To summarize, the FFTs also have a recursive nature, which becomes more fine-granular with each recursion depth in the original. For example, this trippy FFT https://raw.githubusercontent.com/mxmlnkn/fft-image-experime... shows that the hierarchical square pattern probably repeats ad infinitum. Note that those details that get added with more recursion get lost when downscaling the images and the nearest-neighbor-upscaled images almost look like they are dithered: https://github.com/mxmlnkn/fft-image-experiments/raw/master/...
It is interesting though that the Fourier transform has a recursive nature that is still visible when downscaling a larger image. When doing that for any of the space-filling curves you basically just get a gray image because they evenly fill the space. Well, the Dragon curve and the Gosper Diagram do have boundaries that are still visible even when downsampling large-resolutions versions:
Hilbert Curve that simply looks gray when downsampled:
https://raw.githubusercontent.com/mxmlnkn/fft-image-experime...
Dragon curve, which is gray but can be discerned from the background:
https://raw.githubusercontent.com/mxmlnkn/fft-image-experime...
Really great!
Curious: what about the reverse - draw the plane filling curves in the Fourier domain and then run an inverse transformation?
Edit: thanks for the reminder everyone, makes sense that the inverse would be roughly speaking “the same”! Cheers
The Fourier transform is almost, but not quite it's own inverse when dealing with reals, so they'd be very similar to the results here.
Modulo sign, the forward and inverse Fourier transform are the same thing.
Should generate the same figures in the space domain up to constant factors of 2 pi.
The results of the Hilbert and Hilbert-like curves look similar to the Robinson’s aperiodic tiling of the plane[0]. In that picture they use squares and rounded squares, but if you did all rounded squares, I think it would look more similar.
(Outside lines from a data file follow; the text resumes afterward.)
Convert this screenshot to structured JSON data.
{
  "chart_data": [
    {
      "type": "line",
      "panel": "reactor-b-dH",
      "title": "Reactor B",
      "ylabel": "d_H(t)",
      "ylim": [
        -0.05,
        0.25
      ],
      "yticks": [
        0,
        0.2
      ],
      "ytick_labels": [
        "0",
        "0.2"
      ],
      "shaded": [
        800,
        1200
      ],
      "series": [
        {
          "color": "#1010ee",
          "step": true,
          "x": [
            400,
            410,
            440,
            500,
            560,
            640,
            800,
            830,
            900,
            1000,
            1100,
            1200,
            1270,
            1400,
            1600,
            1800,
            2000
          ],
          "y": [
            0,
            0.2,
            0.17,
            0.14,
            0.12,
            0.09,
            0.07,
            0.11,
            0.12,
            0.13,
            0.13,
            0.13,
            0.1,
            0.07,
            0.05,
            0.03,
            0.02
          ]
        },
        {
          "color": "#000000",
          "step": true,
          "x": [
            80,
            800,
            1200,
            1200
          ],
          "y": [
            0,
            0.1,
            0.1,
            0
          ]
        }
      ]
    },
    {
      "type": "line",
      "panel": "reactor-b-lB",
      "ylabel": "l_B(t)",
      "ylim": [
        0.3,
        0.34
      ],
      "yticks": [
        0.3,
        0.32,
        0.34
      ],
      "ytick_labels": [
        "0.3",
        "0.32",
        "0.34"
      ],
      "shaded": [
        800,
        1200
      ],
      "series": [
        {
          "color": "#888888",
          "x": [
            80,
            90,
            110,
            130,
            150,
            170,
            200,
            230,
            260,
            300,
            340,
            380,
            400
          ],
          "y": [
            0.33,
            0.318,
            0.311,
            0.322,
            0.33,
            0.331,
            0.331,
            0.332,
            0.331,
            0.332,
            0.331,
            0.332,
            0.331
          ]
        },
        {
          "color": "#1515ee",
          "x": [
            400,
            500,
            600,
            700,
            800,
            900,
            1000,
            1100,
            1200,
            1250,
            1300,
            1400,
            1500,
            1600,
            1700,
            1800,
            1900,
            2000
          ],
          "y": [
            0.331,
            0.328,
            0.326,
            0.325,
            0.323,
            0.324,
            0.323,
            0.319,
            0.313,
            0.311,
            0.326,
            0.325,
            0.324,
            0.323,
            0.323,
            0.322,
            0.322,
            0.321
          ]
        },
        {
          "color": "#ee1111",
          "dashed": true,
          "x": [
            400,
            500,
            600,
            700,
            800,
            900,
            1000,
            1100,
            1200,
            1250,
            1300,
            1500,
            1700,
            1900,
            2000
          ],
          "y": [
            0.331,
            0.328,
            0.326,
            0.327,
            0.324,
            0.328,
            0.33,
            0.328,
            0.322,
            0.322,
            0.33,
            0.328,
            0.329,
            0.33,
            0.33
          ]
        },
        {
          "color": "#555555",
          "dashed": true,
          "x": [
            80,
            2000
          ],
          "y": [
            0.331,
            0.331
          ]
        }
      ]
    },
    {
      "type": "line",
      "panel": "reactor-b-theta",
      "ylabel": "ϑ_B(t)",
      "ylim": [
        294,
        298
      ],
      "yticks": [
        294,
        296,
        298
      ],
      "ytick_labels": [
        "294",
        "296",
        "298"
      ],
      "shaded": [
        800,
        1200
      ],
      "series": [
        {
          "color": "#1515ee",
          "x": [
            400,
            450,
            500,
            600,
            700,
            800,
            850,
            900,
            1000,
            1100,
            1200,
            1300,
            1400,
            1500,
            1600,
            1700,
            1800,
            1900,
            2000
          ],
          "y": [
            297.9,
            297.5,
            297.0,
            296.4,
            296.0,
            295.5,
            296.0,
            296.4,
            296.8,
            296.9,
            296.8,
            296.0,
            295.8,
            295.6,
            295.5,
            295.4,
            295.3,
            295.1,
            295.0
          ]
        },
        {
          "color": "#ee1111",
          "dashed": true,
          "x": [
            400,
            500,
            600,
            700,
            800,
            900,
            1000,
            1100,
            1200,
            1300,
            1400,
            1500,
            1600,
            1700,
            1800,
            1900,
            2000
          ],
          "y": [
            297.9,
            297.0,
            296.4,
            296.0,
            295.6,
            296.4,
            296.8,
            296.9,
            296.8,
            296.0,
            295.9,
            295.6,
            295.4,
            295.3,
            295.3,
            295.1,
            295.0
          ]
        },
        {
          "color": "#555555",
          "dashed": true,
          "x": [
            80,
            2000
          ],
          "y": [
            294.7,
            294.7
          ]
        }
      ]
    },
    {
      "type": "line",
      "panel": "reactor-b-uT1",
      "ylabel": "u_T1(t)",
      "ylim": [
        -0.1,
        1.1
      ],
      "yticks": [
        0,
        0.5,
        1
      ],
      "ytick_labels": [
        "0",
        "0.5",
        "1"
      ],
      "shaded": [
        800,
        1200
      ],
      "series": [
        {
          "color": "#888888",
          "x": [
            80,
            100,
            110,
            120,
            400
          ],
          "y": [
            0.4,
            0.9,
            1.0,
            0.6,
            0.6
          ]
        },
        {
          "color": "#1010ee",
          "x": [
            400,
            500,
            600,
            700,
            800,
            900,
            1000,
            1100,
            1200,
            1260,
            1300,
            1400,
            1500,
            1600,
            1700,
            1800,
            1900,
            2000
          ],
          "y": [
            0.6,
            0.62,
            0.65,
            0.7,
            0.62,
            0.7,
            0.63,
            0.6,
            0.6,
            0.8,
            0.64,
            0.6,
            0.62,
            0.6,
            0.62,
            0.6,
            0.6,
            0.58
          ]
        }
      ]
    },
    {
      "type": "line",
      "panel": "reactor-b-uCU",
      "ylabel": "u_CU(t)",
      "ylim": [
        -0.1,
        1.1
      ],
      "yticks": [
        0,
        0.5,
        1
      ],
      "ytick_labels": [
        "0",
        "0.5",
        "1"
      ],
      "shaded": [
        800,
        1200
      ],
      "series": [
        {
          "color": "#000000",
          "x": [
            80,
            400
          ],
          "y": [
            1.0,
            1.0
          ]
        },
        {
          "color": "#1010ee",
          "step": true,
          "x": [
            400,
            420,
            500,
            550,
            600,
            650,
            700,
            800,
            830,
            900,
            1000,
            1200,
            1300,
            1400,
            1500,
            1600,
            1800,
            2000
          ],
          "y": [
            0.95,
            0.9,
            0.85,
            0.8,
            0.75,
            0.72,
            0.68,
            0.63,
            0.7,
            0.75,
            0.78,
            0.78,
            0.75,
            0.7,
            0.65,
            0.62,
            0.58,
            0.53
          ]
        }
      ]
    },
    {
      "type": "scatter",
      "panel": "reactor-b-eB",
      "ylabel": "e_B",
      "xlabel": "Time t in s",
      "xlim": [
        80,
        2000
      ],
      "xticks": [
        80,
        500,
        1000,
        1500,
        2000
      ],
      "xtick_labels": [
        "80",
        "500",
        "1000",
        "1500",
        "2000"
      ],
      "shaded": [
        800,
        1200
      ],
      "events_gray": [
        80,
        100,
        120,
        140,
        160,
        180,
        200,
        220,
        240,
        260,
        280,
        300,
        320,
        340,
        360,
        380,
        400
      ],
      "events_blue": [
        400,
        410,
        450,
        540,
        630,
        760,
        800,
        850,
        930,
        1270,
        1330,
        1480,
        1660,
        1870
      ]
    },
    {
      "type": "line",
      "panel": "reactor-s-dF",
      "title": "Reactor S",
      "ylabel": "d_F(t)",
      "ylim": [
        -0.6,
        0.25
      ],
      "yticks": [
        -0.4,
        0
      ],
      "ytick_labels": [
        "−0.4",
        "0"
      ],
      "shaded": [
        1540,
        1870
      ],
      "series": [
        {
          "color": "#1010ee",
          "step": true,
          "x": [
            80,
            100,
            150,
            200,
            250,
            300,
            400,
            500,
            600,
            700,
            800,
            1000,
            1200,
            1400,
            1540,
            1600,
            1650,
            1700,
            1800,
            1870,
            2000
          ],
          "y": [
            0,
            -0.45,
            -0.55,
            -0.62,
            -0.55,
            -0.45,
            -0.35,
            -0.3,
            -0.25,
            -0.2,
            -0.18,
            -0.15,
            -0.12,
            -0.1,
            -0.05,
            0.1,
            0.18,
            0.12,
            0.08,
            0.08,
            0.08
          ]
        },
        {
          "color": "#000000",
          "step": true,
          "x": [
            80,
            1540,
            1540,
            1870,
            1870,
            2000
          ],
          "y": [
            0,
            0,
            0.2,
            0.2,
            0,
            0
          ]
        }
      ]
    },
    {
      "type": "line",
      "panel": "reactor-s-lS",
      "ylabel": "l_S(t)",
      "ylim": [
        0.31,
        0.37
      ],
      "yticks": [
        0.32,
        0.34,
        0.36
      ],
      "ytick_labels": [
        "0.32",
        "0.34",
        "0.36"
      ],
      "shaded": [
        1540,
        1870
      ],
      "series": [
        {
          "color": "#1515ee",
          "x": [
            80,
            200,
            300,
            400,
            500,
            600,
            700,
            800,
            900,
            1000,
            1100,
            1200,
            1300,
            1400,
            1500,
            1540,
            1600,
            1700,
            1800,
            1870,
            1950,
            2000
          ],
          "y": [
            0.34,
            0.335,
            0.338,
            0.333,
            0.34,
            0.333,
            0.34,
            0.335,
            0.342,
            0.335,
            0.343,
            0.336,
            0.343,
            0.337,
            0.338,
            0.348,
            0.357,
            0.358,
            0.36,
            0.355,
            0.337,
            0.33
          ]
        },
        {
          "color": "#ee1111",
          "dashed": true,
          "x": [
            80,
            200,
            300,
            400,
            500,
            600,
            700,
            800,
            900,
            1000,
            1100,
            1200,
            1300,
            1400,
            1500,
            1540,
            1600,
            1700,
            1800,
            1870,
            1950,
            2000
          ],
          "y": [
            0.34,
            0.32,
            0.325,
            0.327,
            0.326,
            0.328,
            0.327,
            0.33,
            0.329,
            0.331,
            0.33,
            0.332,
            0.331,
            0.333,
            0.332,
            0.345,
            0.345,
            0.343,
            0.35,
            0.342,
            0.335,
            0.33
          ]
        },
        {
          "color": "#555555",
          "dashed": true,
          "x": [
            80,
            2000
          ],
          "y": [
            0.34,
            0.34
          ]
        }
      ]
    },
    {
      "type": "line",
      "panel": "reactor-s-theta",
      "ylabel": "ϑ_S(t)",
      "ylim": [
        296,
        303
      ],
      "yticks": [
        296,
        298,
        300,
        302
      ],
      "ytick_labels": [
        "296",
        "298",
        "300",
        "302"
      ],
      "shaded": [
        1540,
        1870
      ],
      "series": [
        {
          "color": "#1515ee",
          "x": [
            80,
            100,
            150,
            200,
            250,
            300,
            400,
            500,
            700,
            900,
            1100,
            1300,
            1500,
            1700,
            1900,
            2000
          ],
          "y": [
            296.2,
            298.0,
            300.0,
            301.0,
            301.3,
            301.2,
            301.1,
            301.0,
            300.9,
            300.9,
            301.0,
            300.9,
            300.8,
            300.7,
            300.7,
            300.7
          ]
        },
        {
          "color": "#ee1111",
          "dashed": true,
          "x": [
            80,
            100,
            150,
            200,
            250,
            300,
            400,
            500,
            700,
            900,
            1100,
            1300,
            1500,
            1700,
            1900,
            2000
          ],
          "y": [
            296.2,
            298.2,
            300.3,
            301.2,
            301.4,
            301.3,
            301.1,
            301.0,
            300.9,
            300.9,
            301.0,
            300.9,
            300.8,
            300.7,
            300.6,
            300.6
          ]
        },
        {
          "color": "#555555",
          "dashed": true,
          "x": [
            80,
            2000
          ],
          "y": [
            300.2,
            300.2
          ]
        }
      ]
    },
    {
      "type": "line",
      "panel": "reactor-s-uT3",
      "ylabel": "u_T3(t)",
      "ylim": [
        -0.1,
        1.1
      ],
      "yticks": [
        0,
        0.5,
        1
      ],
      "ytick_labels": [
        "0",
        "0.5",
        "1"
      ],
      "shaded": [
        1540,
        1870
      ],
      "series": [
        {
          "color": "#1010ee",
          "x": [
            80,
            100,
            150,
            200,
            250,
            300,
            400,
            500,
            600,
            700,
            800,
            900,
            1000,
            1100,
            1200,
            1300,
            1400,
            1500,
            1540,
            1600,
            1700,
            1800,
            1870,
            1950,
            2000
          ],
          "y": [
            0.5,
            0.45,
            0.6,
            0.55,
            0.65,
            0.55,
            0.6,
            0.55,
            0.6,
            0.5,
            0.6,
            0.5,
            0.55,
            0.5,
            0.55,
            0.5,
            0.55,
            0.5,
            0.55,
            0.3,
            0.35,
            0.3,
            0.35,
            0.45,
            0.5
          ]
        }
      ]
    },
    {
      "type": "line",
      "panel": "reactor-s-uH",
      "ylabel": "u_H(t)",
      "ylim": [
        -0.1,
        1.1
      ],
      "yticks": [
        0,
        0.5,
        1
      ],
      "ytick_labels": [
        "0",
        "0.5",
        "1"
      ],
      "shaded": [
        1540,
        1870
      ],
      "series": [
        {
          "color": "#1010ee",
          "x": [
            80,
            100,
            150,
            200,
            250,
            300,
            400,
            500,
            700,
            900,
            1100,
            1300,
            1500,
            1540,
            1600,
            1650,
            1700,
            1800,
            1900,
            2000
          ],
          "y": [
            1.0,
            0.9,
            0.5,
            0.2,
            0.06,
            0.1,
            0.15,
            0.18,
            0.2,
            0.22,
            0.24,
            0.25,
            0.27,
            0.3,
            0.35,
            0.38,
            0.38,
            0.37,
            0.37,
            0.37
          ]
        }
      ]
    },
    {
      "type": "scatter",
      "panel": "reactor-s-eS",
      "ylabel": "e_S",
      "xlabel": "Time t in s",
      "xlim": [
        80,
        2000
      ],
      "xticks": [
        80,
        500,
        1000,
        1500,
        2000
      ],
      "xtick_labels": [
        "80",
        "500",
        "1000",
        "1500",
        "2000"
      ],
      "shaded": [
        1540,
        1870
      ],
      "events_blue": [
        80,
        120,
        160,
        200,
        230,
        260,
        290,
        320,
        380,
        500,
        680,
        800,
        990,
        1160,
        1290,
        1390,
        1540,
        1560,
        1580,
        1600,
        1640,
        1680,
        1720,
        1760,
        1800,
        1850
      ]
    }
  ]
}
[0] https://en.wikipedia.org/wiki/Aperiodic_tiling
I wonder what shape those squircles are?
Might be related to p-norms although it doesn't really fit:
https://raw.githubusercontent.com/mxmlnkn/fft-image-experime...
Assuming it is a circle under a p-norm, I calculated p to be 3.504, so because of errors it might be exactly 3.5:
https://raw.githubusercontent.com/mxmlnkn/fft-image-experime...
Hmm, I was thinking about building a 2d game solver with a LLM and I was wondering the other day if there is a better way to represent 2D data instead of just raster scanning it to a vector. probably a hadamard transform might work out better but the hilbert pattern looks interesting too.
I'm not sure I understood your idea, but somewhat related (of the inverse representation of your idea?) https://xkcd.com/195/
its basically trying to figure out the best way to represent 2D or 3D data to be vectorized and fed to a LLM for a puzzle game. I am rather new to the field so may not be using the right terminology.
The idea is to create a bunch of these random game boards and generate various intermediate player states leading to a solution so the LLM can learn from it & then ask it to come up with steps to solve for a new board config.
Its not a serious product, I am just trying to get my feet wet and understand how to use these transformers.
It is kind of striking how the images look like stars and galaxies
Could these be used to make dithering patterns?